Several decades ago, philosopher of science Ian Hacking argued that experimental physics provided the strongest evidence of scientific realism. He stated that unobservable "experimental entities," such as electrons, are manipulated every day in laboratories. They become tools - instruments for doing something.
Hacking's friend, who was working on an experiment designed to find fractional electric charges, explained that to gradually alter the charge of a niobium ball, you simply had to spray it with either positrons or electrons. It confirmed Hacking's assumption: "If you spray them, then they are real." (Representing and Intervening [1983], pp.22-23.)

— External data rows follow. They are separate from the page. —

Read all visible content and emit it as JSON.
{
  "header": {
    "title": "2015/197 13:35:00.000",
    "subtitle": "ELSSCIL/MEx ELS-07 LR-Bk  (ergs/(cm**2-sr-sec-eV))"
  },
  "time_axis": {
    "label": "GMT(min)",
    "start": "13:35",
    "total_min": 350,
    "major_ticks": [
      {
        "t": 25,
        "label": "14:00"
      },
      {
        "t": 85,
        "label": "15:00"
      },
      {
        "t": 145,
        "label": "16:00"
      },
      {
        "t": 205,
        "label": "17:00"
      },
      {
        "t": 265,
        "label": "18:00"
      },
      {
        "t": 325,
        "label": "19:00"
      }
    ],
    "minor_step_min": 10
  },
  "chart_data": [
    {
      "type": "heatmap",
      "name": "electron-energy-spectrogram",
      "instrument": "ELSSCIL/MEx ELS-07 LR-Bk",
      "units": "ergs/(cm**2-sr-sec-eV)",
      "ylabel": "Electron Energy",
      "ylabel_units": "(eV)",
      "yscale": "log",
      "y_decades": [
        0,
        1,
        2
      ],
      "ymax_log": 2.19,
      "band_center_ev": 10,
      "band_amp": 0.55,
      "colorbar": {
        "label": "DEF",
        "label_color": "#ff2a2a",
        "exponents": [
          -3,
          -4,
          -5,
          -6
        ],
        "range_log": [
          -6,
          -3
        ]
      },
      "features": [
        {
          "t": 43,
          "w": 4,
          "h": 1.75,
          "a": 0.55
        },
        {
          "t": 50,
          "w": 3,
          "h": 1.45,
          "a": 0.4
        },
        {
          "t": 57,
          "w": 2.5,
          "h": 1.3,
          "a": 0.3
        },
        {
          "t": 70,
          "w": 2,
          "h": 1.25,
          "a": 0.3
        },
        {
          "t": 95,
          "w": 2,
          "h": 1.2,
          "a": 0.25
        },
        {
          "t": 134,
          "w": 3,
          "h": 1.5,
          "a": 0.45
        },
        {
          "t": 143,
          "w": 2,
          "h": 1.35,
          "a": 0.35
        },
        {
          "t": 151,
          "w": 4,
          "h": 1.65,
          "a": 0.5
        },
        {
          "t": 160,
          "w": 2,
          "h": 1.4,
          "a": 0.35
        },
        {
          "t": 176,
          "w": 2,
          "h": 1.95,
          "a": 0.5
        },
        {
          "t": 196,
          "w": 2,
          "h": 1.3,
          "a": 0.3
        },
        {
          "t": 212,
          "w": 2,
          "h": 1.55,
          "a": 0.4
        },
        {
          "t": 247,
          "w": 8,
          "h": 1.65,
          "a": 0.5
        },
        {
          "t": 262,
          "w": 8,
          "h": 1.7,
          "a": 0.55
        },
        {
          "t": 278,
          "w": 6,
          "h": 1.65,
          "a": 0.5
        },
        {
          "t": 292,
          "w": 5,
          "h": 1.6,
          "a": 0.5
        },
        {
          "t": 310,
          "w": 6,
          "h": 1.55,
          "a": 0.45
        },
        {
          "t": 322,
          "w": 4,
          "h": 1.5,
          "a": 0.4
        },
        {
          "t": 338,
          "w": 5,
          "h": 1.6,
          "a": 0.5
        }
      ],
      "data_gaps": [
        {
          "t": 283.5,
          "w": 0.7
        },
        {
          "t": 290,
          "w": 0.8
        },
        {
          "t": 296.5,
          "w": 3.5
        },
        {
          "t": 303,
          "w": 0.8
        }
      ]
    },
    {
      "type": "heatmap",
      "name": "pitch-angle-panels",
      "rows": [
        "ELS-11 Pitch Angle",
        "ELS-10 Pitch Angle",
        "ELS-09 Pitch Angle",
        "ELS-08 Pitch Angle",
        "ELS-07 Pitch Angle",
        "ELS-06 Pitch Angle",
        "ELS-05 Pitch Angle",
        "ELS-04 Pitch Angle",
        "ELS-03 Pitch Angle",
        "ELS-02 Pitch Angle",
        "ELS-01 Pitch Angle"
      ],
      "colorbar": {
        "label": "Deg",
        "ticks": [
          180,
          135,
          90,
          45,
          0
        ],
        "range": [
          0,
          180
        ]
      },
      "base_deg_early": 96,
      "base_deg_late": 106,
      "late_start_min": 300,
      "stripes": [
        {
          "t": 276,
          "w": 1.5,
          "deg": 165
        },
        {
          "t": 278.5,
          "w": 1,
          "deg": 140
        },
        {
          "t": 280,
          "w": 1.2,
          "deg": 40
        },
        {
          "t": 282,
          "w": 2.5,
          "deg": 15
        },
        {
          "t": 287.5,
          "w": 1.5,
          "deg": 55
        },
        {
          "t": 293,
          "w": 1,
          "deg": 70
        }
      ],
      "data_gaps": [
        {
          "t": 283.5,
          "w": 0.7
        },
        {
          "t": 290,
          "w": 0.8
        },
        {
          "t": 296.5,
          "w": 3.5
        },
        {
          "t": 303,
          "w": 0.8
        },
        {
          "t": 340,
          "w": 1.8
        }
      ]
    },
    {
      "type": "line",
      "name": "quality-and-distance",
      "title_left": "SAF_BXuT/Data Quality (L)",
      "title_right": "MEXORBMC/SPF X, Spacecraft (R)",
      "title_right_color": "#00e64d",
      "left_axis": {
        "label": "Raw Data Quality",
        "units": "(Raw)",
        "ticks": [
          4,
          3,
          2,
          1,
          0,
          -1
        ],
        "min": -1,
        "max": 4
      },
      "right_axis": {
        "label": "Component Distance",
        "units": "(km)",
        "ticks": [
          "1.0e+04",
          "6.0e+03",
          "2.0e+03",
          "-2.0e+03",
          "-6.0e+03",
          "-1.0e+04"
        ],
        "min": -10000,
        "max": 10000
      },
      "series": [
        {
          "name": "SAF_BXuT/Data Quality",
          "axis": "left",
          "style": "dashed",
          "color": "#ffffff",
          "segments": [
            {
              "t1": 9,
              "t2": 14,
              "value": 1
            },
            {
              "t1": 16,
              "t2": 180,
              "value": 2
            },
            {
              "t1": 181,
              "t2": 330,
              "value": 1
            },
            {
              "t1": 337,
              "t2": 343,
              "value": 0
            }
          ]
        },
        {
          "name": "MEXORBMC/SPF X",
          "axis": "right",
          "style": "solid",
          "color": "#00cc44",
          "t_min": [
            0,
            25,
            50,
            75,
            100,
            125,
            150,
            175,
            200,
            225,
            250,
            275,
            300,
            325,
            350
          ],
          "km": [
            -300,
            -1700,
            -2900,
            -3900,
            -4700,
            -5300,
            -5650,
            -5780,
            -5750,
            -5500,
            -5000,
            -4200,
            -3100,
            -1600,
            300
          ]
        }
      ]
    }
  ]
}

In the Foyer Gallery, we have assembled an installation which couples computer programming with an LCD projector and a motion capture device to create a visual impression of particle behavior. Though the display does not pretend to accurately represent or let you manipulate entities from the quantum world, it helps depict such a "realist" interaction. During one portion of the representation, your body's movement appears to disrupt "fermions," particles that are incapable of sharing an identical quantum state - they have to spread apart. Stick around for a few moments, and the display changes: your body excites "bosons," entities not restricted by the number of them crowding one quantum state - they overlap each other. Fermions (for Enrico Fermi) are form matter (leptons and quarks), whereas bosons (for Satyendra Nath Bose) are force carriers, i.e. the glue that holds matter together.
The installation invites the visitor to experiment and contemplate the standard model of particle physics. Whether or not one has a scientific realism worldview á la Hacking doesn't matter. While playing with their projected image on the screen, it is possible to imagine being corps á corps with invisible forces and matter.